Although he was a member of The Church of Jesus Christ of Latter-day Saints, he didn’t always adhere to the precepts. For an example, the Deseret News noted that “more than one reporter found Rampton in private enjoying a large cigar.”[1] He taught Sunday School at one time and was Scoutmaster, a calling extended at one time through a ward bishop.

“He joined the Utah National Guard as an enlisted man in 1932. He rose through the ranks, becoming a sergeant and then a first lieutenant in 1937. When World War II broke out he was called up and glad to serve. But he'd had a severe case of pneumonia as a freshman in college — he nearly died — and somehow his Army medical records were mixed up with those of a man who had a bad heart. After only several months of active duty, Rampton was shipped home as too ill to serve, Army doctors stubbornly refused to admit they had the wrong records. It took Rampton nearly a year of writing letters to Army officials to get the matter straightened out. He was finally appointed to the Judge Advocate's office in the Army. He went into active duty in January 1942, shipped to Europe in 1944. After the war he served in the U.S. Army Claims Commission in Paris. He left as a major.”[2]

He served on many boards and was named “Outstanding Public Administrator in Utah” by Brigham Young University.
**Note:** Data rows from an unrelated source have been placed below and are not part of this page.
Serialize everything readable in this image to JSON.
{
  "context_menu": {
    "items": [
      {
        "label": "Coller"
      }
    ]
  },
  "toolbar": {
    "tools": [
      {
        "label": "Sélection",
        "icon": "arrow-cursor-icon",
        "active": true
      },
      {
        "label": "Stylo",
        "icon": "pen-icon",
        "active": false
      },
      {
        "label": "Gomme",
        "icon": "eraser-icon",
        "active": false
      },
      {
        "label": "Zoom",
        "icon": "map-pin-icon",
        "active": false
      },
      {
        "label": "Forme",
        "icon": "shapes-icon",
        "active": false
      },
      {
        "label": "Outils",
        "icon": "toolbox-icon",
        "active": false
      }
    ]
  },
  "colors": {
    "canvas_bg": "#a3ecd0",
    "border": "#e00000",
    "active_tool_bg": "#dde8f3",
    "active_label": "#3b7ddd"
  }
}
He and his wife, Lucybeth, were honored by the National Conference of Christians and Jews with a “Brotherhood” award.

Rampton wrote an autobiography, As I Recall. He held degrees from the University of Utah, George Washington University.

He was born on November 6, 1913, in Bountiful, Utah, and died on September 2007. He was married to Lucybeth Cardon—a granddaughter of the late Anthony W. Ivins, a former member of the First Presidency of the Church of Jesus Christ—and they were the parents of four children.